The blocking antibody in the present H5 EB-ELISA combines the inability to inhibit hemagglutination with high and broad-range specificity against H5 HAs [9], indicating conservation of its target epitope within HAs of the H5-subtype influenza viruses. Thus, the assay can be expected to diagnose infections with the currently circulating and novel H5Nx viral strains. As such, the H5 EB-ELISA meets the demand for diagnostic tools to accurately identify the HA-subtype specificity of antibodies to AIV, which is reported despite the availability of commercial kits [4]. The examples are the FluAC H5 test (IDVet, France) and H5-HA antibody ELISA kit (Dialab, Germany), which are designed to detect the anti-H5 HA antibodies in bird and human sera, respectively. The diagnostic performance of the FluAC H5 test has been evaluated in the domestic poultry population of Vietnam, partially vaccinated with reassortant H5N1 LP virus vaccine [21], ducks experimentally infected with LP and HP H5-subtype AIVs or immunized with H5 HA-encoding DNA vaccine [22], waterfowl experimentally infected with LP and HP H5N1 AIVs [23], mute swans [24], and zoo birds vaccinated with inactivated H5N9 AI vaccine [25]. In some of these studies, the assay showed low degree of cross-reactivity with antisera to the non-H5 subtype AIVs [21], a specificity value of only 89.4% [22] and variable sensitivity depending on the tested viral strain [17, 23]. In particular, low rates of detecting anti-H5 HA antibodies, 14% and 22%, were noted for antisera against the A/Chicken/West Java/SMI-PAT/2006 H5N1 HPAIV [23] and Egyptian HPAIV H5N1 antigenic drift variant [17], respectively. To improve the performance of the FluAC H5 test, modifications to the manufacturer's protocols [23, 24] or revalidation of the cutoff value [21] are suggested. Evaluation of the H5-HA antibody ELISA kit showed that the assay detects only high levels of anti-H5 HA antibodies and may produce false positive results for antisera towards seasonal H3N2 and H1N1 influenza viruses [26].
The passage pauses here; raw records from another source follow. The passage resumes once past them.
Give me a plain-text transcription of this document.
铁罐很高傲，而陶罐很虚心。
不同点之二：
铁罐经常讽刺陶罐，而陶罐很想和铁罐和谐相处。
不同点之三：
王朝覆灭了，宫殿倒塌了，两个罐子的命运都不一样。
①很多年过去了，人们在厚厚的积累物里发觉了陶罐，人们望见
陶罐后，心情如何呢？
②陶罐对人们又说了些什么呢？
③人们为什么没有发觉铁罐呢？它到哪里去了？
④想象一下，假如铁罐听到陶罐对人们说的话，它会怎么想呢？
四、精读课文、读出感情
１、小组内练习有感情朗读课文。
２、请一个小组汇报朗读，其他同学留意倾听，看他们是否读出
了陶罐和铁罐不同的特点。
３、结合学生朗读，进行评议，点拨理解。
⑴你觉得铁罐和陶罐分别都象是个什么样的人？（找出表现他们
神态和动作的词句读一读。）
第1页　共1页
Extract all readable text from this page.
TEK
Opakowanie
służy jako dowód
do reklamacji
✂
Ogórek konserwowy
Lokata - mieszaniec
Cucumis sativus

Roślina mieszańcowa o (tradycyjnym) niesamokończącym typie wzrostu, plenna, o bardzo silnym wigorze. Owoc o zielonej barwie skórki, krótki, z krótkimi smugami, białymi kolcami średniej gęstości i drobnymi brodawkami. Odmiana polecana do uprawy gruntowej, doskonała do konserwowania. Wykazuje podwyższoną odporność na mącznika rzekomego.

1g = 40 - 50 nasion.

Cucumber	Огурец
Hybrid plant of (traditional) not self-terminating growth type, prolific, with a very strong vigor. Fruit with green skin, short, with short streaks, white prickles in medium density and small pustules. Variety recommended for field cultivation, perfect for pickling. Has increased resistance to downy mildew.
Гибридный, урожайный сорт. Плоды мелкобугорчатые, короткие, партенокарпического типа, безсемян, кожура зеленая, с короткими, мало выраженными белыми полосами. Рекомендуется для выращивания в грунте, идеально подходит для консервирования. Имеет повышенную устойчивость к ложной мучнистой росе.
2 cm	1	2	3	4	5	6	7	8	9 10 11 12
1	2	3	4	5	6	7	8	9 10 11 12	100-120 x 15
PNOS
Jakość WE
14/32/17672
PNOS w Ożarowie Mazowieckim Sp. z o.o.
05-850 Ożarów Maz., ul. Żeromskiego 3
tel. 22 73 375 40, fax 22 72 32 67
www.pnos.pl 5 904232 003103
The disadvantages of the referenced experimental and commercial ELISAs justify our efforts to provide a novel screening test for subtype-specific serodiagnosis and surveillance. The accuracy of the current H5 EB-ELISA is sufficiently high to consider its further optimization and validation in accordance with the OIE guidelines [27]. Future analyses should include sera from chickens infected with H5Nx viruses. Depending on the scope of validation work, the test could be used for serological analyses in chickens and other poultry species, such as geese, ducks or turkeys, as well as in wild birds. The present H5 EB-ELISA also provides a basis for developing an assay designed to diagnose infection with H5Nx influenza viruses in humans.